Re-engineering systems has been particularly meaningful in preventing and treating heart attacks, says Dr. Manning, who represented SHM at a meeting of the Alliance for Cardiac Care Excellence (ACE), a CMS-based coalition that includes leaders from more than 30 healthcare organizations, and is working to ensure that all hospitalized cardiac patients regularly receive care consistent with nationally accepted standards.

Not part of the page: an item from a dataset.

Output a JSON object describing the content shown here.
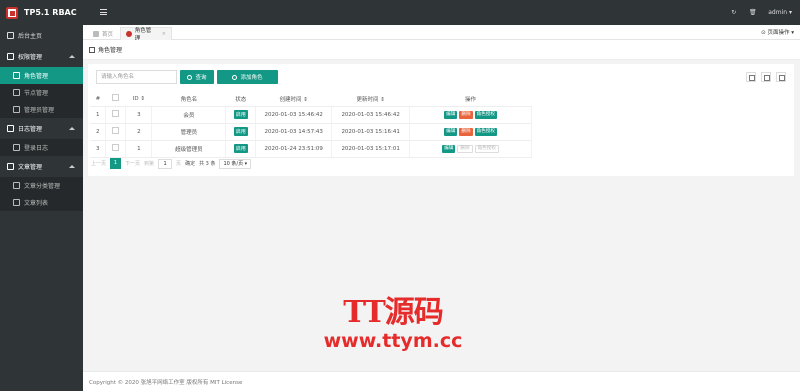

11. Institute Multidisciplinary Rounds
Time constraints mean rounding with 10 people will necessarily be slower, says Dr. Alverson. In academic institutions where the hospitalist has the dual responsibility of teaching, this is especially time-consuming. Although there is an increasing emphasis that providers should participate at bedside rounds, and this is “clearly better from the patient’s perspective and, I would argue, better from the educational perspective,” says Dr. Alverson, it is “fairly bad from the getting-things-done-in-a-timely-fashion perspective. So it’s tough, and to a certain degree, in a practical world you have to pick and choose.”
When a nurse representative is there to respond to the question, “ ‘Why didn’t the kid get his formula? [and says] because he didn’t like the taste,’ that’s something that we might not pick up on,” says Dr. Alverson.
At NYU Medical Center, where Dr. Rauch works, formal rounds take place at least once a week (sometimes more), depending on volume, and they informally take place twice a day, every day.
“It works pretty well,” he says. “The nurses are a critically important part of teams; everybody recognizes that, and they are included in decisions.” Physicians put out the welcome mat for nurses even in casual circumstances. “Sometimes I am discussing things with the house staff [and] a nurse will pull up a chair and become part of the conversation. It’s a part of our culture.”
Although it is unusual to get a pharmacist to round with his team, says Dr. Alverson, a nearby pharmacy school sends students to join rounds, providing what might otherwise be a missing element of education.
12. Avoid Miscommunication
A number of the hospitalists interviewed were asked what they considered to be the top two or three communication points for hospitalists. Verbal orders, clarifying with read-backs, clear handwriting, and order sets were named frequently. In academic settings, says one hospitalist, instructors should be careful to make sure that residents, interns, and medical students understand what you’re saying and why you’re saying it. Good communication with the family was also cited as crucial.
“The most challenging issue is communicating at all,” says Dr. Rauch, who is also an associate professor of pediatrics at the NYU School of Medicine. Although he was the only one to phrase it this way, it is probably not a unique view. “In a large, old, academic medical institution, there are a lot of hierarchical issues that [impede] rapidly responding to [patients’] needs.” Unfortunately, it may mean communicating up one authorization pathway and down another. “And you can see the layers of time and the game of telephone as the concerns go around,” he says. “We’ve tried to break that down so the people who are on site can speak to someone who can make a decision.”
Along with that, he says, it is important from the outset to make it very clear who makes the decision. “For example, when the patient is a child getting neurosurgery because they have a seizure disorder and they also are developmentally delayed and they have medical issues, you now have at least three services involved with managing the child,” says Dr. Rauch. When three people are making decisions, he points out, no decision gets made. “You really have to decide when that child comes in who is going to call the shots for what issue. It’s usually the hospitalist who brings it up, and when it works, it works well.”